Prior to all that, of course, as an eighteen-year-old potential bride with stars in her eyes and a remarkable capacity for self-deception, she’d nearly married Oakley Smyth, a fact that could still send a shudder down her spine whenever it came to mind.

The truth about Hadleigh’s relationship with Oakley would probably have surprised a lot of people—Tripp included—because she and Oakley had never progressed beyond some hand-holding and a little light necking. It hadn’t seemed all that strange at the time and, looking back, Hadleigh could see why.

Oakley, inveterate cheater that he was, might have been feeling just a bit guilty about what he was doing to the other woman in his life,
and
to the two children she’d had with him. Hadleigh, on the other hand, had been playing a game, acting a part in a one-woman show she expected to be cut short well before the final curtain.

Privately, Bex and Melody had dubbed her the Virtual Virgin; even after the college romances and the one-night stand, Hadleigh didn’t really get why people in books and movies made such a big deal out of sex. Sure, it could be pleasant, like a back rub or a foot massage or skinny-dipping in a cool mountain lake on a sultry summer night—and fade from memory just as quickly.

Now, teetering on the edge of a precipice, about to fling herself over the edge, not to fall but to fly, Hadleigh, unlike her eighteen-year-old self, or any of the selves that evolved later, knew
exactly
what she was doing. She knew there were emotional risks, all manner of them, knew she might well wind up getting her heart broken all over again.

If that happened, she’d just have to woman up and deal, she concluded. Broken hearts weren’t fun, but they usually weren’t fatal, either.

Tripp, with the cool, clean scent of a fall evening still around him, smiled quizzically and pulled Hadleigh into a loose embrace, and she was startled to realize they’d gotten all the way from the front door to the kitchen without her even noticing.

“Want to tell me about those thoughts you seem to get lost in every once in a while?” he asked. “Or is that private territory?”

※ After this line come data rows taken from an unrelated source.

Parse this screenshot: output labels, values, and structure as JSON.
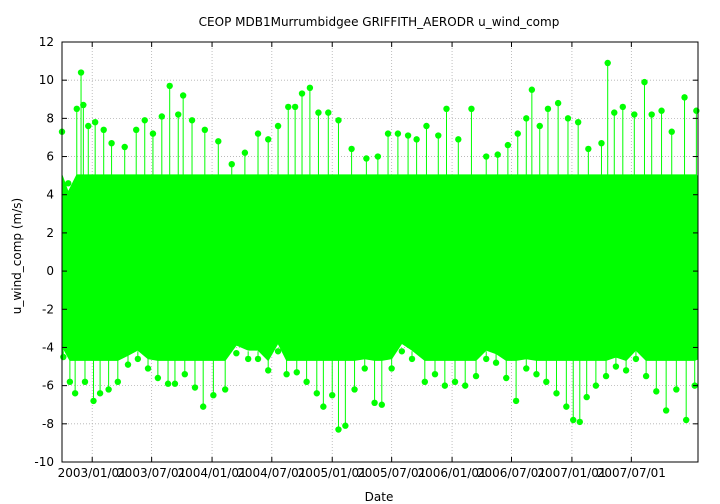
{
  "chart_data": {
    "type": "scatter",
    "title": "CEOP MDB1Murrumbidgee GRIFFITH_AERODR  u_wind_comp",
    "xlabel": "Date",
    "ylabel": "u_wind_comp (m/s)",
    "x_type": "date",
    "xlim": [
      "2002-10-01",
      "2008-01-20"
    ],
    "ylim": [
      -10,
      12
    ],
    "yticks": [
      -10,
      -8,
      -6,
      -4,
      -2,
      0,
      2,
      4,
      6,
      8,
      10,
      12
    ],
    "xticks": [
      {
        "date": "2003-01-01",
        "label": "2003/01/01"
      },
      {
        "date": "2003-07-01",
        "label": "2003/07/01"
      },
      {
        "date": "2004-01-01",
        "label": "2004/01/01"
      },
      {
        "date": "2004-07-01",
        "label": "2004/07/01"
      },
      {
        "date": "2005-01-01",
        "label": "2005/01/01"
      },
      {
        "date": "2005-07-01",
        "label": "2005/07/01"
      },
      {
        "date": "2006-01-01",
        "label": "2006/01/01"
      },
      {
        "date": "2006-07-01",
        "label": "2006/07/01"
      },
      {
        "date": "2007-01-01",
        "label": "2007/01/01"
      },
      {
        "date": "2007-07-01",
        "label": "2007/07/01"
      }
    ],
    "grid": true,
    "legend": "none",
    "color": "#00ff00",
    "series": [
      {
        "values": [
          [
            "2002-10-01",
            7.3
          ],
          [
            "2002-10-20",
            4.6
          ],
          [
            "2002-11-15",
            8.5
          ],
          [
            "2002-11-28",
            10.4
          ],
          [
            "2002-12-05",
            8.7
          ],
          [
            "2002-12-20",
            7.6
          ],
          [
            "2003-01-10",
            7.8
          ],
          [
            "2003-02-05",
            7.4
          ],
          [
            "2003-03-01",
            6.7
          ],
          [
            "2003-04-10",
            6.5
          ],
          [
            "2003-05-15",
            7.4
          ],
          [
            "2003-06-10",
            7.9
          ],
          [
            "2003-07-05",
            7.2
          ],
          [
            "2003-08-01",
            8.1
          ],
          [
            "2003-08-25",
            9.7
          ],
          [
            "2003-09-20",
            8.2
          ],
          [
            "2003-10-05",
            9.2
          ],
          [
            "2003-11-01",
            7.9
          ],
          [
            "2003-12-10",
            7.4
          ],
          [
            "2004-01-20",
            6.8
          ],
          [
            "2004-03-01",
            5.6
          ],
          [
            "2004-04-10",
            6.2
          ],
          [
            "2004-05-20",
            7.2
          ],
          [
            "2004-06-20",
            6.9
          ],
          [
            "2004-07-20",
            7.6
          ],
          [
            "2004-08-20",
            8.6
          ],
          [
            "2004-09-10",
            8.6
          ],
          [
            "2004-10-01",
            9.3
          ],
          [
            "2004-10-25",
            9.6
          ],
          [
            "2004-11-20",
            8.3
          ],
          [
            "2004-12-20",
            8.3
          ],
          [
            "2005-01-20",
            7.9
          ],
          [
            "2005-03-01",
            6.4
          ],
          [
            "2005-04-15",
            5.9
          ],
          [
            "2005-05-20",
            6.0
          ],
          [
            "2005-06-20",
            7.2
          ],
          [
            "2005-07-20",
            7.2
          ],
          [
            "2005-08-20",
            7.1
          ],
          [
            "2005-09-15",
            6.9
          ],
          [
            "2005-10-15",
            7.6
          ],
          [
            "2005-11-20",
            7.1
          ],
          [
            "2005-12-15",
            8.5
          ],
          [
            "2006-01-20",
            6.9
          ],
          [
            "2006-03-01",
            8.5
          ],
          [
            "2006-04-15",
            6.0
          ],
          [
            "2006-05-20",
            6.1
          ],
          [
            "2006-06-20",
            6.6
          ],
          [
            "2006-07-20",
            7.2
          ],
          [
            "2006-08-15",
            8.0
          ],
          [
            "2006-09-01",
            9.5
          ],
          [
            "2006-09-25",
            7.6
          ],
          [
            "2006-10-20",
            8.5
          ],
          [
            "2006-11-20",
            8.8
          ],
          [
            "2006-12-20",
            8.0
          ],
          [
            "2007-01-20",
            7.8
          ],
          [
            "2007-02-20",
            6.4
          ],
          [
            "2007-04-01",
            6.7
          ],
          [
            "2007-04-20",
            10.9
          ],
          [
            "2007-05-10",
            8.3
          ],
          [
            "2007-06-05",
            8.6
          ],
          [
            "2007-07-10",
            8.2
          ],
          [
            "2007-08-10",
            9.9
          ],
          [
            "2007-09-01",
            8.2
          ],
          [
            "2007-10-01",
            8.4
          ],
          [
            "2007-11-01",
            7.3
          ],
          [
            "2007-12-10",
            9.1
          ],
          [
            "2008-01-15",
            8.4
          ],
          [
            "2002-10-05",
            -4.5
          ],
          [
            "2002-10-25",
            -5.8
          ],
          [
            "2002-11-10",
            -6.4
          ],
          [
            "2002-12-10",
            -5.8
          ],
          [
            "2003-01-05",
            -6.8
          ],
          [
            "2003-01-25",
            -6.4
          ],
          [
            "2003-02-20",
            -6.2
          ],
          [
            "2003-03-20",
            -5.8
          ],
          [
            "2003-04-20",
            -4.9
          ],
          [
            "2003-05-20",
            -4.6
          ],
          [
            "2003-06-20",
            -5.1
          ],
          [
            "2003-07-20",
            -5.6
          ],
          [
            "2003-08-20",
            -5.9
          ],
          [
            "2003-09-10",
            -5.9
          ],
          [
            "2003-10-10",
            -5.4
          ],
          [
            "2003-11-10",
            -6.1
          ],
          [
            "2003-12-05",
            -7.1
          ],
          [
            "2004-01-05",
            -6.5
          ],
          [
            "2004-02-10",
            -6.2
          ],
          [
            "2004-03-15",
            -4.3
          ],
          [
            "2004-04-20",
            -4.6
          ],
          [
            "2004-05-20",
            -4.6
          ],
          [
            "2004-06-20",
            -5.2
          ],
          [
            "2004-07-20",
            -4.2
          ],
          [
            "2004-08-15",
            -5.4
          ],
          [
            "2004-09-15",
            -5.3
          ],
          [
            "2004-10-15",
            -5.8
          ],
          [
            "2004-11-15",
            -6.4
          ],
          [
            "2004-12-05",
            -7.1
          ],
          [
            "2005-01-01",
            -6.5
          ],
          [
            "2005-01-20",
            -8.3
          ],
          [
            "2005-02-10",
            -8.1
          ],
          [
            "2005-03-10",
            -6.2
          ],
          [
            "2005-04-10",
            -5.1
          ],
          [
            "2005-05-10",
            -6.9
          ],
          [
            "2005-06-01",
            -7.0
          ],
          [
            "2005-07-01",
            -5.1
          ],
          [
            "2005-08-01",
            -4.2
          ],
          [
            "2005-09-01",
            -4.6
          ],
          [
            "2005-10-10",
            -5.8
          ],
          [
            "2005-11-10",
            -5.4
          ],
          [
            "2005-12-10",
            -6.0
          ],
          [
            "2006-01-10",
            -5.8
          ],
          [
            "2006-02-10",
            -6.0
          ],
          [
            "2006-03-15",
            -5.5
          ],
          [
            "2006-04-15",
            -4.6
          ],
          [
            "2006-05-15",
            -4.8
          ],
          [
            "2006-06-15",
            -5.6
          ],
          [
            "2006-07-15",
            -6.8
          ],
          [
            "2006-08-15",
            -5.1
          ],
          [
            "2006-09-15",
            -5.4
          ],
          [
            "2006-10-15",
            -5.8
          ],
          [
            "2006-11-15",
            -6.4
          ],
          [
            "2006-12-15",
            -7.1
          ],
          [
            "2007-01-05",
            -7.8
          ],
          [
            "2007-01-25",
            -7.9
          ],
          [
            "2007-02-15",
            -6.6
          ],
          [
            "2007-03-15",
            -6.0
          ],
          [
            "2007-04-15",
            -5.5
          ],
          [
            "2007-05-15",
            -5.0
          ],
          [
            "2007-06-15",
            -5.2
          ],
          [
            "2007-07-15",
            -4.6
          ],
          [
            "2007-08-15",
            -5.5
          ],
          [
            "2007-09-15",
            -6.3
          ],
          [
            "2007-10-15",
            -7.3
          ],
          [
            "2007-11-15",
            -6.2
          ],
          [
            "2007-12-15",
            -7.8
          ],
          [
            "2008-01-10",
            -6.0
          ]
        ]
      }
    ]
  }
}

Hadleigh stepped closer, slid her arms around Tripp’s lean middle, allowed herself to lean into his strength and revel in it. “I spend too much time in my head,” she confided in an indirect reply to his questions. “There’s this little room up there, where I watch my very own movies—all about the past, or what might have happened, or should have happened, or
could
happen in the future.” She paused, and her shoulders rose and fell with the force of her sigh. “Right now, I just want to occupy my whole body—every part of it—and be as fully and completely present as I possibly can.”

All Tripp said was, “Oh, lady.” And then he kissed her again.

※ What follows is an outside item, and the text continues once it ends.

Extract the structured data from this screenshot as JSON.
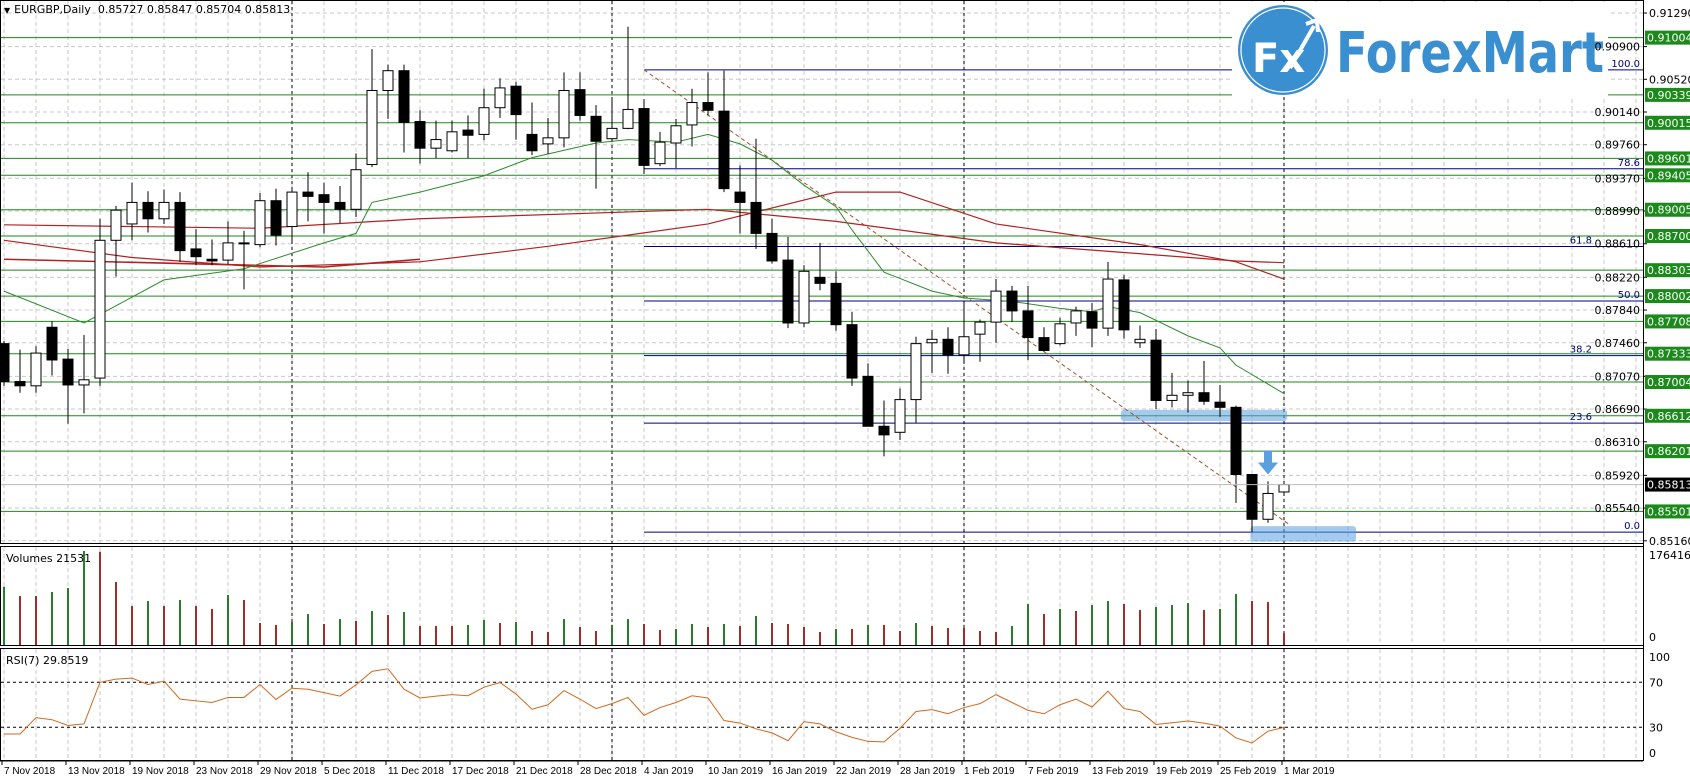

It wasn’t the first time, of course—but it might as well have been, because the universe, as Hadleigh knew it anyway, darkened, shrank to a pinpoint and then exploded with light and color, expanding in all directions and at breathtaking speed.

Her fingers intertwined at Tripp’s nape, lest she come unmoored from the very earth and soar away into an invisible forever, like a vanishing star shooting toward oblivion. Hadleigh moaned, craving more of the kiss, more of Tripp, more of the strange magic they were creating together.

Even when he swept her up into his arms, the kiss went on, unbroken, and Hadleigh would have wept for joy if she’d had the breath to utter a single sob, but she hadn’t so much as a gasp or a sigh to spare. Everything she had, everything she
was
or would ever be, was wrapped up in the fiery charge arcing between Tripp’s mouth and her own.